2022/5/24
今夜発表される、アメリカの製造業PMI(Purchasing Manager's Index:購買担当者景況指数)が大きな材料となりそうです。企業の担当者による今後の見通しに対する指標で、四半期ごとに発表されるGDPを2カ月余り先行するという風に言われています。
予想値では前期にくらべて若干の減速となっていますので、注意が必要でしょう。
①「台湾有事に軍事関与 日米首脳会見でバイデン氏明言 共同声明、中国抑止へ協力」
初の本格来日となるバイデン大統領と日本の共同声明が発されました。
・中国の台湾進攻および、北朝鮮による軍事行動の過激化を念頭においた、アジア太平洋地域の安全保障の確認
・インド太平洋地域の経済的枠組みであるIPEFの発足による中国への包囲網
この2点に殆どのウェイトを置いたと言って差し支えないと思います。
バイデン大統領の、台湾有事の際には関与するのかという問いにたいする「Yes, それが我々の約束だ」という返答が「あいまい政策」の転換なのかという点が物議を醸しましたが、後に、あくまでも政策の変更を示すものではないという補足が入りました。
とはいえ、ウクライナへの侵攻を許してしまった事からも、中国に対して少しでも融和的な姿勢を見せてはいけないという思惑からきているのは間違いないと思っています。
②「同盟深化が促す「自立」 政治部長 吉野直也」
日本が防衛費を2%を目指して増額する決意を表したことをバイデン大統領は評価しました。
かつては、アメリカが安全保障を担う「矛」、日本が経済に集中する「盾」、という風に例えられてきました。しかし今回の声明では「2国間の役割及び任務を進化させ、共同の能力を強化させる」とし、今後は日米安保のあり方が変容するであろう事を示唆していると言えます。
しかしながら、今回のウクライナ侵攻における、経済制裁(欧米)VS エネルギー供給の停止(ロシア)という対決構造から改めて明確になったのは、安全保障というのは軍事力だけでなく、経済と安全保障は表裏一体であるという事です。
戦略物資を特定の国に依存しないサプライチェーンを整えることが、抑止力の一端を担う、、そういう側面があることを常に意識したいです。
③「米主導の経済枠組みIPEF、13カ国で始動 インド参加、台湾入らず」
インドは、経済的にも地政学的にも、中国との関わりが複雑な国です。

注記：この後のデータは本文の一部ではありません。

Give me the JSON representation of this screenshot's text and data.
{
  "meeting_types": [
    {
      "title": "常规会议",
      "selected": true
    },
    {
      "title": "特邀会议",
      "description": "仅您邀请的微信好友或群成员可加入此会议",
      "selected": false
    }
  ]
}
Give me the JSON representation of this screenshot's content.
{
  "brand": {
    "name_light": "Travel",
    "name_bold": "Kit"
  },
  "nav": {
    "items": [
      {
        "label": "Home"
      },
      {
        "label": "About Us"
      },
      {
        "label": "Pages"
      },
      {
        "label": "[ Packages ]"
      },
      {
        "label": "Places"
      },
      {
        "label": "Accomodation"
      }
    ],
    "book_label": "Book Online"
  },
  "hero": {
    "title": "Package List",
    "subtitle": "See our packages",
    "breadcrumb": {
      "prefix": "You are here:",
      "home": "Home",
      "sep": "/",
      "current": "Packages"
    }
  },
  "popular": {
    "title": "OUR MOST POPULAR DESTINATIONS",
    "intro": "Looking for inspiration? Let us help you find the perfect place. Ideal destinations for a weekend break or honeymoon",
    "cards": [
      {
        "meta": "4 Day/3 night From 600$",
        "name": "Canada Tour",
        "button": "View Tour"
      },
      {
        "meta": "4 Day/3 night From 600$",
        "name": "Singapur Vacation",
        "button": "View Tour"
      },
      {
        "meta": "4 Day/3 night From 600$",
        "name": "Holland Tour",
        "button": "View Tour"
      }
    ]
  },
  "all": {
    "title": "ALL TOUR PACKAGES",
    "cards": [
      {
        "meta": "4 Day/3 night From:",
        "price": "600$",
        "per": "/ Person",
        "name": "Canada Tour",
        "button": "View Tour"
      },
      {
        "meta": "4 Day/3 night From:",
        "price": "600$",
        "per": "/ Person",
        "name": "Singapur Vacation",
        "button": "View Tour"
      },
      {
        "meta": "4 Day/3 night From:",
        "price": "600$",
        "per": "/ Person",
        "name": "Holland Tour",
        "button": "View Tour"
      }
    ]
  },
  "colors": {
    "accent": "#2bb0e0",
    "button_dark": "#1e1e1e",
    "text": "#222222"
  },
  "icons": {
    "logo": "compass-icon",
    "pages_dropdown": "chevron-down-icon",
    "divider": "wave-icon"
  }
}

貿易による結びつきが大きいの半面、国境を接している地域では軍事的な衝突とにらみ合いを続けています。
だからこそインドはRCEP・TPPどちらにも参加せず、バランスをとってきました。
IPEFは「枠組み」ではあるものの、TPPのような「協定」ではないため、縛りはかなり緩いもののようです。そうしなければインドが加わることは無かったという意味では、アメリカがそれだけ、対中政策のうえでインドの存在を重視しているのが伺えるとも言えそうです。
今日はクアッド(アメリカ、インド、オーストラリア、日本)による首脳会議が開かれています。南シナ海での中国に対して、ベトナムやフィリピンとの連携を強め、中国の実効支配を食い止める狙いを持っています。
また海だけでなく、宇宙分野に関しても、4国で先進技術共有や、サプライチェーンの形成にむけて確認するとみられます。
④「G7サミット、来年広島で」
岸田首相は、2023年に日本で開催されるG7サミット(主要国首脳会談)を広島で開催すると発表しました。
「平和と世界秩序と価値観を守るために結束を確認したい」と述べ、「核兵器の惨禍を人類が二度と起こさない誓いを世界に示す」とも話したといいます。
⑤「中国配車アプリの滴滴、米上場廃止を決定 当局の統制受け」
日本では「DIDI」で知られる中国配車アプリ最大手の滴滴出行(ディディ)は、2021年の6月にNY証券取引所に上場しましたが、1年経たずに上場廃止することになりました。
アメリカに対する走行データなどの流出を懸念した中国の当局の意向に従うかたちで、同社は上場廃止を決定しました。
中国の習近平指導部が、ネット企業に対して情報統制を強めていることに、世界の投資家が不信感を高めると懸念されます。